Wookie gets it... I am talking about
performance standards and
instructor standards. Not instructor
preferences..
Show me where, on performance standards for any skill (except hover), it states "whilst neutrally buoyant". It doesn't....
On IDC they are explicit that instructors cannot add their own performance requirements. Adding "whilst neutrally buoyant" is a further performance requirement.
Yes, you can make students practice in neutral buoyancy (
and I wholeheartedly support that - and have done for a long time... and long before the PADI article). You just cannot
assess buoyancy as a performance requirement as a component of other skills.
Sure, ultimately you will need to pass the student if they can do the skill on the bottom, even if they can't do it while neutral. I just can't see a student complaining to PADI because we are trying to make them BETTER divers.
That's the crux of it. You HAVE to pass them, even if they HAVE to do it on their knees. You CANNOT fail them for losing control of buoyancy if trying to perform the skill from neutral. You CANNOT fail them if the skill goes wrong because they are neutral, rather than kneeling.
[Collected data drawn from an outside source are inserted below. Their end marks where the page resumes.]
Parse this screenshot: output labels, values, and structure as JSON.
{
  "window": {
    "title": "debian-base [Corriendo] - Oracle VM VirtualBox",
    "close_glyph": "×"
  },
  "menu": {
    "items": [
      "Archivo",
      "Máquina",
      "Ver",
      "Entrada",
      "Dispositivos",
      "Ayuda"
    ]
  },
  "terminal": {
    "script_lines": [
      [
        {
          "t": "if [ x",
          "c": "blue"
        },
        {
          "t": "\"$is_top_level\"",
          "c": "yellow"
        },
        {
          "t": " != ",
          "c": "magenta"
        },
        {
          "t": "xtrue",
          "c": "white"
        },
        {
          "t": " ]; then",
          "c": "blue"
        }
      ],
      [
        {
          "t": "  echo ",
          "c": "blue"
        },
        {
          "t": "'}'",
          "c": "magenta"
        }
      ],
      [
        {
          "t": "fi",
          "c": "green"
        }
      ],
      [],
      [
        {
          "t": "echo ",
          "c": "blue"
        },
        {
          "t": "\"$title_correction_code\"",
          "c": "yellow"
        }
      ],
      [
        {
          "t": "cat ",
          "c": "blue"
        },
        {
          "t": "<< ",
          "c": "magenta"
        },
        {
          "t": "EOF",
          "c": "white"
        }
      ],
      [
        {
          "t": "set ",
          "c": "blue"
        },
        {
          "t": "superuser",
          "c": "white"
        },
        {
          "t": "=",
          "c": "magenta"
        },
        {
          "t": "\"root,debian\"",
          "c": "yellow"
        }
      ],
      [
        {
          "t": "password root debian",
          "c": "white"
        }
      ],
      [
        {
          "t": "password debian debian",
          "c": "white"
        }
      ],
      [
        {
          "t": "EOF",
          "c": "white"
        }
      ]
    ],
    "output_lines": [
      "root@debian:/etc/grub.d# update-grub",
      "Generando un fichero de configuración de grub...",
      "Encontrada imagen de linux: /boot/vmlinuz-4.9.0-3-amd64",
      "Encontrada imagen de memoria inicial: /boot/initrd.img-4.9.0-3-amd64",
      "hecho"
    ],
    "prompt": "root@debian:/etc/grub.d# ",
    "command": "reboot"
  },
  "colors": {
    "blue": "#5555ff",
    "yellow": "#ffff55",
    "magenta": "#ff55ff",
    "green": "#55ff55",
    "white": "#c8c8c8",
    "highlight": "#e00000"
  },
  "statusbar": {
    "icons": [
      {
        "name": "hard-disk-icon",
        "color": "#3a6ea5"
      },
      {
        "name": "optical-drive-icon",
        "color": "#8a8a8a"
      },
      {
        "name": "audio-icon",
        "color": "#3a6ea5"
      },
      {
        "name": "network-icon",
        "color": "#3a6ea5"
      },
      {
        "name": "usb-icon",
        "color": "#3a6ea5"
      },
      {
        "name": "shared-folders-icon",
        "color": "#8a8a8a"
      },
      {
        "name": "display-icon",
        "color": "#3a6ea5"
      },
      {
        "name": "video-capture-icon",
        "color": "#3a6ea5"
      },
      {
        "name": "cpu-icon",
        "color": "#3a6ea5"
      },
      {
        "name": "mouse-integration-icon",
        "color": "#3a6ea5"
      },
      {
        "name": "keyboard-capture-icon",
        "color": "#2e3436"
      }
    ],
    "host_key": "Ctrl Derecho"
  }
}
Otherwise, they COULD complain - because they might 'fail' a course that other students, with other instructors, would have otherwise passed. PADI are pretty emphatic about 'global' and 'universal' performance standards...
PADI may 'back' an instructor on that informally.
Things may change officially in the future. But as it stands... and has stood for many years... instructors are not at liberty to add or remove performance standards from courses. They can however add skills - just not assess them as performance standards.
btw... I am not saying that is right... I am merely pointing out the reality - which is that the actual performance standards cause skills to be assessed in isolation, thus preventing a more robust definition of 'mastery' being applied. That 'more robust' definition of mastery would be the performance of skills under reasonable conditions (i.e. neutral buoyancy) that the student would expect on an actual dive.